Jesse Walton, pioneer soldier and settler, was born in Virginia. By the outbreak of the American Revolution, Walton was living in Surry County, North Carolina, along the Virginia border north of Winston-Salem. A patriot, Walton was active in the Surry Committee of Safety and served in the militia. His earliest service was in the procurement of arms and ammunition for the North Carolina forces. In 1776, when the Cherokees attacked Fort Watauga, Long Island, Nolichucky, and other areas in upper East Tennessee, Second-Major Walton was sent with the forces under Colonel William Christian on an expedition to attack the Overhill Cherokee towns along the Little Tennessee River. Subsequently, Walton became part of the garrison forces at the newly built Fort Williams along the Nolichucky River near Jacob Brown’s settlement.

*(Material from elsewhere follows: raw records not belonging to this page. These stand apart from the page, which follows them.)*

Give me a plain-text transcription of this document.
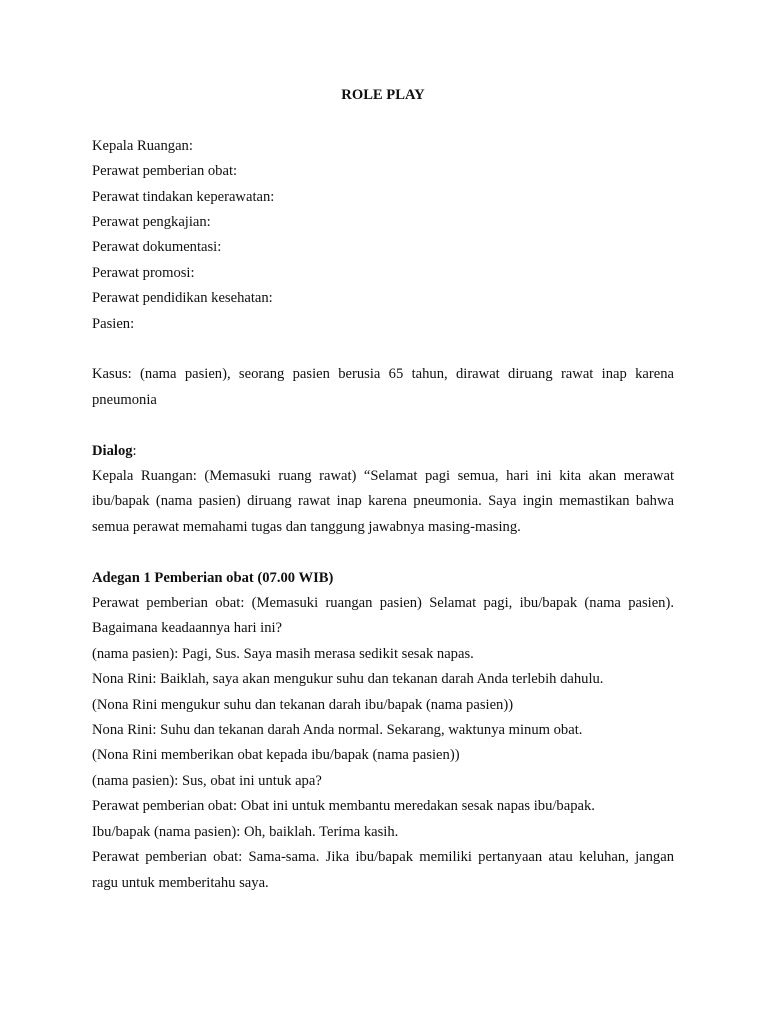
ROLE PLAY

Kepala Ruangan:

Perawat pemberian obat:

Perawat tindakan keperawatan:

Perawat pengkajian:

Perawat dokumentasi:

Perawat promosi:

Perawat pendidikan kesehatan:

Pasien:

Kasus: (nama pasien), seorang pasien berusia 65 tahun, dirawat diruang rawat inap karena pneumonia

Dialog:

Kepala Ruangan: (Memasuki ruang rawat) “Selamat pagi semua, hari ini kita akan merawat ibu/bapak (nama pasien) diruang rawat inap karena pneumonia. Saya ingin memastikan bahwa semua perawat memahami tugas dan tanggung jawabnya masing-masing.

Adegan 1 Pemberian obat (07.00 WIB)

Perawat pemberian obat: (Memasuki ruangan pasien) Selamat pagi, ibu/bapak (nama pasien). Bagaimana keadaannya hari ini?

(nama pasien): Pagi, Sus. Saya masih merasa sedikit sesak napas.

Nona Rini: Baiklah, saya akan mengukur suhu dan tekanan darah Anda terlebih dahulu.

(Nona Rini mengukur suhu dan tekanan darah ibu/bapak (nama pasien))

Nona Rini: Suhu dan tekanan darah Anda normal. Sekarang, waktunya minum obat.

(Nona Rini memberikan obat kepada ibu/bapak (nama pasien))

(nama pasien): Sus, obat ini untuk apa?

Perawat pemberian obat: Obat ini untuk membantu meredakan sesak napas ibu/bapak.

Ibu/bapak (nama pasien): Oh, baiklah. Terima kasih.

Perawat pemberian obat: Sama-sama. Jika ibu/bapak memiliki pertanyaan atau keluhan, jangan ragu untuk memberitahu saya.
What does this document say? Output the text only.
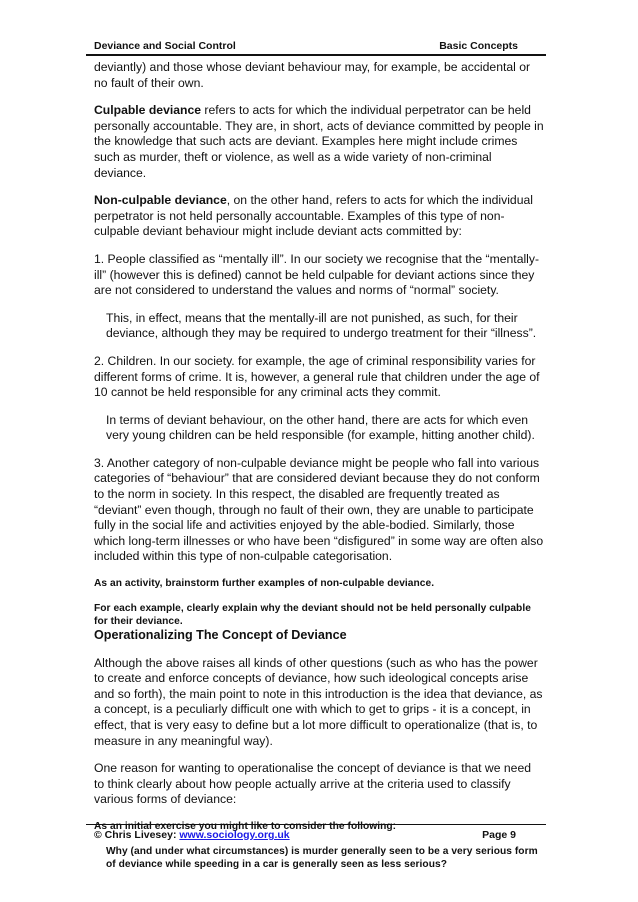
Deviance and Social Control	Basic Concepts

deviantly) and those whose deviant behaviour may, for example, be accidental or no fault of their own.

Culpable deviance refers to acts for which the individual perpetrator can be held personally accountable. They are, in short, acts of deviance committed by people in the knowledge that such acts are deviant. Examples here might include crimes such as murder, theft or violence, as well as a wide variety of non-criminal deviance.

Non-culpable deviance, on the other hand, refers to acts for which the individual perpetrator is not held personally accountable. Examples of this type of non-culpable deviant behaviour might include deviant acts committed by:

1. People classified as “mentally ill”. In our society we recognise that the “mentally-ill” (however this is defined) cannot be held culpable for deviant actions since they are not considered to understand the values and norms of “normal” society.

This, in effect, means that the mentally-ill are not punished, as such, for their deviance, although they may be required to undergo treatment for their “illness”.

2. Children. In our society. for example, the age of criminal responsibility varies for different forms of crime. It is, however, a general rule that children under the age of 10 cannot be held responsible for any criminal acts they commit.

In terms of deviant behaviour, on the other hand, there are acts for which even very young children can be held responsible (for example, hitting another child).

3. Another category of non-culpable deviance might be people who fall into various categories of “behaviour” that are considered deviant because they do not conform to the norm in society. In this respect, the disabled are frequently treated as “deviant” even though, through no fault of their own, they are unable to participate fully in the social life and activities enjoyed by the able-bodied. Similarly, those which long-term illnesses or who have been “disfigured” in some way are often also included within this type of non-culpable categorisation.

As an activity, brainstorm further examples of non-culpable deviance.

For each example, clearly explain why the deviant should not be held personally culpable for their deviance.

Operationalizing The Concept of Deviance

Although the above raises all kinds of other questions (such as who has the power to create and enforce concepts of deviance, how such ideological concepts arise and so forth), the main point to note in this introduction is the idea that deviance, as a concept, is a peculiarly difficult one with which to get to grips - it is a concept, in effect, that is very easy to define but a lot more difficult to operationalize (that is, to measure in any meaningful way).

One reason for wanting to operationalise the concept of deviance is that we need to think clearly about how people actually arrive at the criteria used to classify various forms of deviance:

As an initial exercise you might like to consider the following:

Why (and under what circumstances) is murder generally seen to be a very serious form of deviance while speeding in a car is generally seen as less serious?

© Chris Livesey: www.sociology.org.uk	Page 9
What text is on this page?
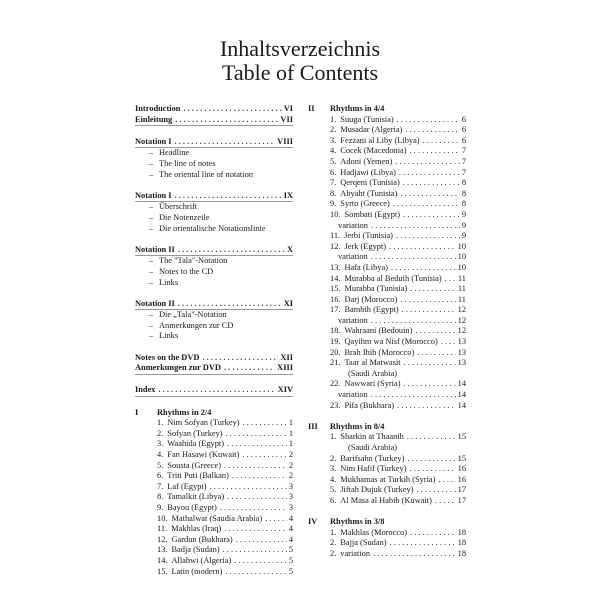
Inhaltsverzeichnis
Table of Contents
Introduction . . .	VI
Einleitung . . .	VII
Notation I . . .	VIII
– Headline
– The line of notes
– The oriental line of notation
Notation I . . .	IX
– Überschrift
– Die Notenzeile
– Die orientalische Notationslinie
Notation II . . .	X
– The "Tala"-Notation
– Notes to the CD
– Links
Notation II . . .	XI
– Die „Tala"-Notation
– Anmerkungen zur CD
– Links
Notes on the DVD . . .	XII
Anmerkungen zur DVD . . .	XIII
Index . . .	XIV
I Rhythms in 2/4
1. Nim Sofyan (Turkey) . . .	1
2. Sofyan (Turkey) . . .	1
3. Waahida (Egypt) . . .	1
4. Fan Hasawi (Kuwait) . . .	2
5. Sousta (Greece) . . .	2
6. Triti Puti (Balkan) . . .	2
7. Laf (Egypt) . . .	3
8. Tamalkit (Libya) . . .	3
9. Bayou (Egypt) . . .	3
10. Mathalwat (Saudia Arabia) . . .	4
11. Makhlas (Iraq) . . .	4
12. Gardun (Bukhara) . . .	4
13. Badja (Sudan) . . .	5
14. Allahwi (Algeria) . . .	5
15. Latin (modern) . . .	5
II Rhythms in 4/4
1. Suuga (Tunisia) . . .	6
2. Musadar (Algeria) . . .	6
3. Fezzani al Liby (Libya) . . .	6
4. Cocek (Macedonia) . . .	7
5. Adoni (Yemen) . . .	7
6. Hadjawi (Libya) . . .	7
7. Qerqeni (Tunisia) . . .	8
8. Abyaht (Tunisia) . . .	8
9. Syrto (Greece) . . .	8
10. Sombati (Egypt) . . .	9
variation . . .	9
11. Jerbi (Tunisia) . . .	9
12. Jerk (Egypt) . . .	10
variation . . .	10
13. Hafa (Libya) . . .	10
14. Murabba al Beduih (Tunisia) . . . 11
15. Murabba (Tunisia) . . .	11
16. Darj (Morocco) . . .	11
17. Bambih (Egypt) . . .	12
variation . . .	12
18. Wahraani (Bedouin) . . .	12
19. Qayihm wa Nisf (Morocco) . . . 13
20. Brah Ihih (Morocco) . . .	13
21. Taar al Matwasit . . .	13
(Saudi Arabia)
22. Nawwari (Syria) . . .	14
variation . . .	14
23. Pifa (Bukhara) . . .	14
III Rhythms in 8/4
1. Sharkin at Thaanih . . .	15
(Saudi Arabia)
2. Barifsahn (Turkey) . . .	15
3. Nim Hafif (Turkey) . . .	16
4. Mukhamas at Turkih (Syria) . . .	16
5. Jiftah Dujuk (Turkey) . . .	17
6. Al Masa al Habib (Kuwait) . . .	17
IV Rhythms in 3/8
1. Makhlas (Morocco) . . .	18
2. Bajja (Sudan) . . .	18
2. variation . . .	18
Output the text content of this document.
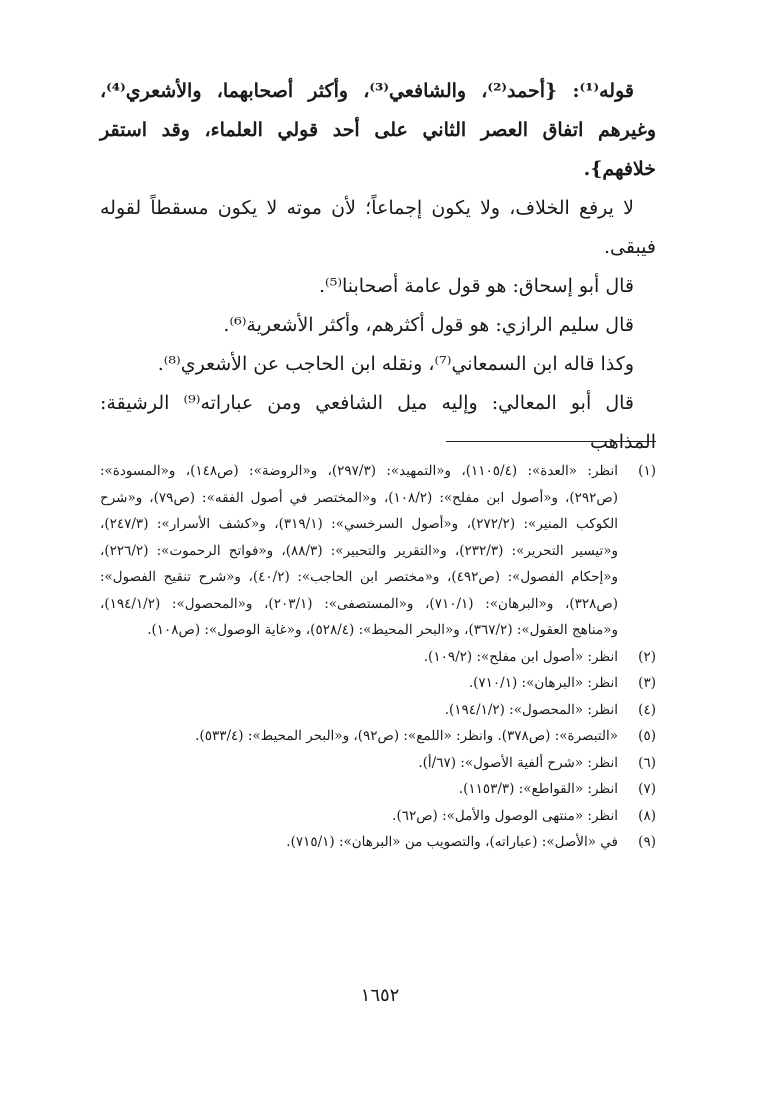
قوله⁽¹⁾: {أحمد⁽²⁾، والشافعي⁽³⁾، وأكثر أصحابهما، والأشعري⁽⁴⁾، وغيرهم اتفاق العصر الثاني على أحد قولي العلماء، وقد استقر خلافهم}.

لا يرفع الخلاف، ولا يكون إجماعاً؛ لأن موته لا يكون مسقطاً لقوله فيبقى.

قال أبو إسحاق: هو قول عامة أصحابنا⁽⁵⁾.

قال سليم الرازي: هو قول أكثرهم، وأكثر الأشعرية⁽⁶⁾.

وكذا قاله ابن السمعاني⁽⁷⁾، ونقله ابن الحاجب عن الأشعري⁽⁸⁾.

قال أبو المعالي: وإليه ميل الشافعي ومن عباراته⁽⁹⁾ الرشيقة: المذاهب

(١)
انظر: «العدة»: (١١٠٥/٤)، و«التمهيد»: (٢٩٧/٣)، و«الروضة»: (ص١٤٨)، و«المسودة»: (ص٢٩٢)، و«أصول ابن مفلح»: (١٠٨/٢)، و«المختصر في أصول الفقه»: (ص٧٩)، و«شرح الكوكب المنير»: (٢٧٢/٢)، و«أصول السرخسي»: (٣١٩/١)، و«كشف الأسرار»: (٢٤٧/٣)، و«تيسير التحرير»: (٢٣٢/٣)، و«التقرير والتحبير»: (٨٨/٣)، و«فواتح الرحموت»: (٢٢٦/٢)، و«إحكام الفصول»: (ص٤٩٢)، و«مختصر ابن الحاجب»: (٤٠/٢)، و«شرح تنقيح الفصول»: (ص٣٢٨)، و«البرهان»: (٧١٠/١)، و«المستصفى»: (٢٠٣/١)، و«المحصول»: (١٩٤/١/٢)، و«مناهج العقول»: (٣٦٧/٢)، و«البحر المحيط»: (٥٢٨/٤)، و«غاية الوصول»: (ص١٠٨).
(٢)
انظر: «أصول ابن مفلح»: (١٠٩/٢).
(٣)
انظر: «البرهان»: (٧١٠/١).
(٤)
انظر: «المحصول»: (١٩٤/١/٢).
(٥)
«التبصرة»: (ص٣٧٨). وانظر: «اللمع»: (ص٩٢)، و«البحر المحيط»: (٥٣٣/٤).
(٦)
انظر: «شرح ألفية الأصول»: (٦٧/أ).
(٧)
انظر: «القواطع»: (١١٥٣/٣).
(٨)
انظر: «منتهى الوصول والأمل»: (ص٦٢).
(٩)
في «الأصل»: (عباراته)، والتصويب من «البرهان»: (٧١٥/١).
١٦٥٢
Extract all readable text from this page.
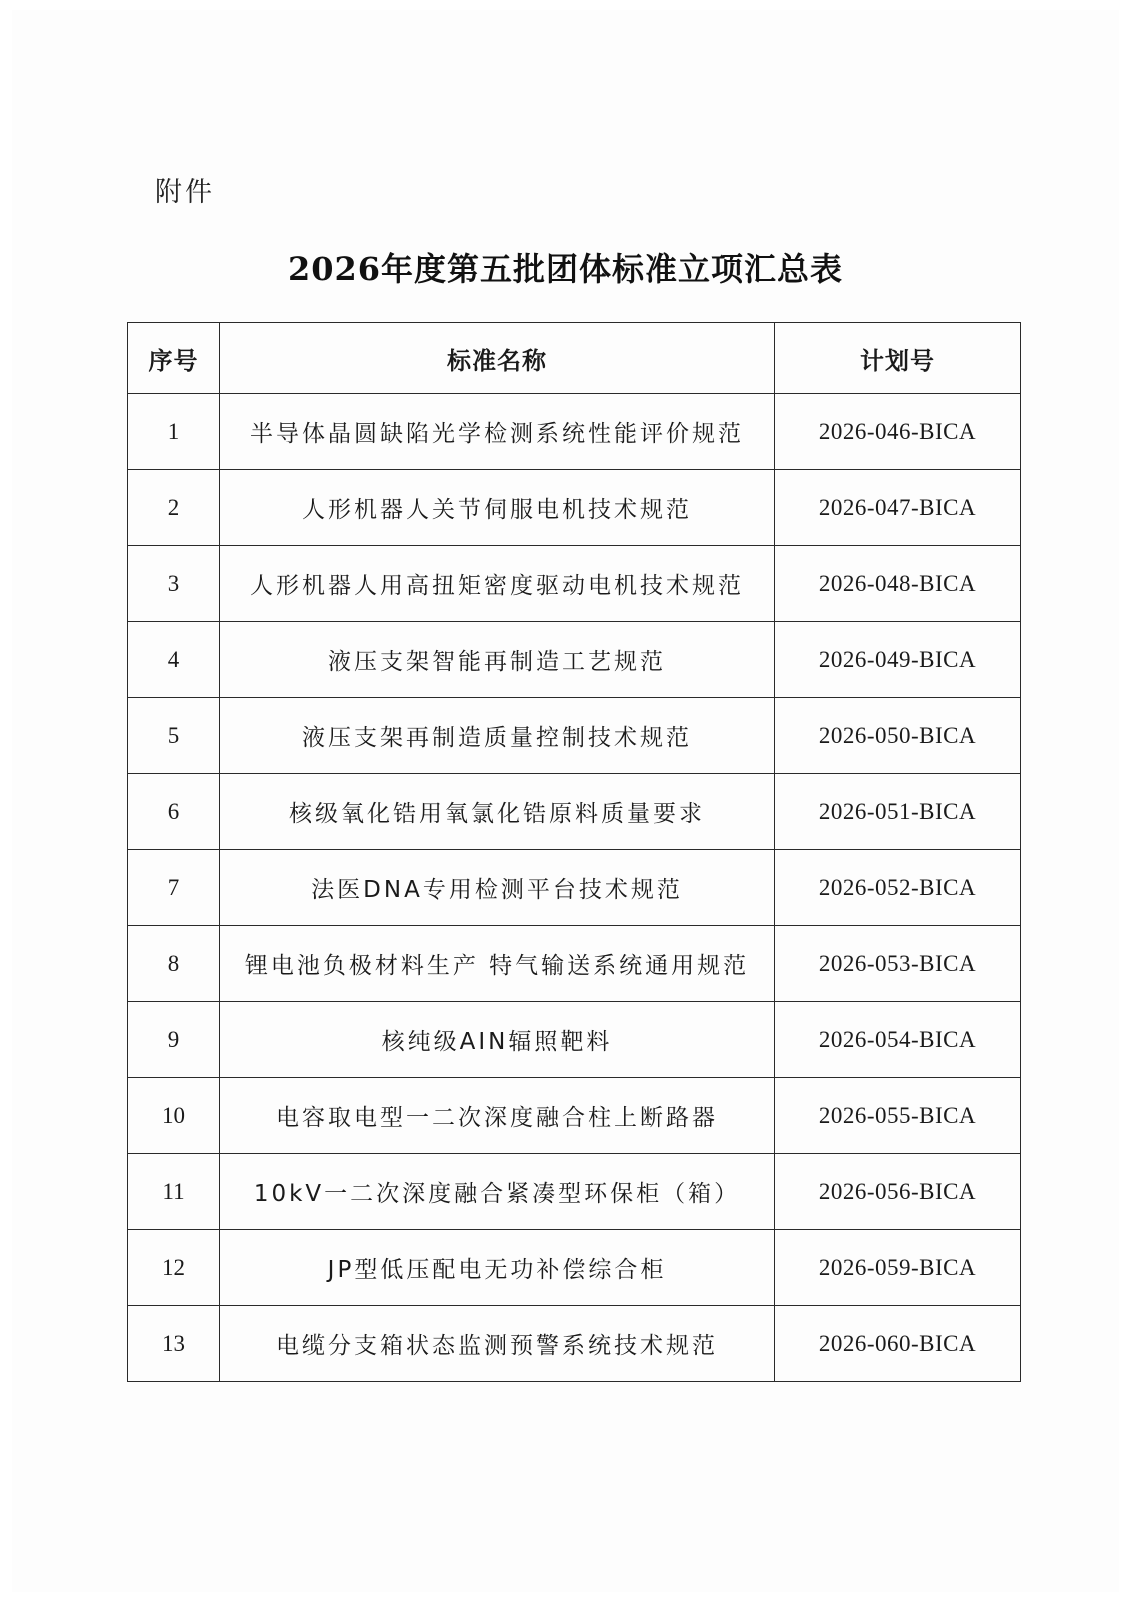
附件
2026年度第五批团体标准立项汇总表
序号	标准名称	计划号
1	半导体晶圆缺陷光学检测系统性能评价规范	2026-046-BICA
2	人形机器人关节伺服电机技术规范	2026-047-BICA
3	人形机器人用高扭矩密度驱动电机技术规范	2026-048-BICA
4	液压支架智能再制造工艺规范	2026-049-BICA
5	液压支架再制造质量控制技术规范	2026-050-BICA
6	核级氧化锆用氧氯化锆原料质量要求	2026-051-BICA
7	法医DNA专用检测平台技术规范	2026-052-BICA
8	锂电池负极材料生产 特气输送系统通用规范	2026-053-BICA
9	核纯级AIN辐照靶料	2026-054-BICA
10	电容取电型一二次深度融合柱上断路器	2026-055-BICA
11	10kV一二次深度融合紧凑型环保柜（箱）	2026-056-BICA
12	JP型低压配电无功补偿综合柜	2026-059-BICA
13	电缆分支箱状态监测预警系统技术规范	2026-060-BICA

In 1777 Walton purchased a farm in the region and became a friend of John Sevier, who commanded the western soldiers occupying the fort. By February 1778 Walton had been elected justice of the peace in Washington County and served on the commission charged with providing a site for the courthouse, jail, and stocks. He also was elected to the North Carolina legislature and introduced a bill in 1779 to create the town of Jonesborough, named for a North Carolina politician.
Jonesboro, as it later was spelled, was laid out by Walton and five other commissioners in one-acre lots that were sold by drawing. The original town plat showed that Walton was the largest landowner with ten lots. After founding Tennessee’s first town, Walton moved to Georgia about 1781 and was killed in a battle with the Cherokees in 1789.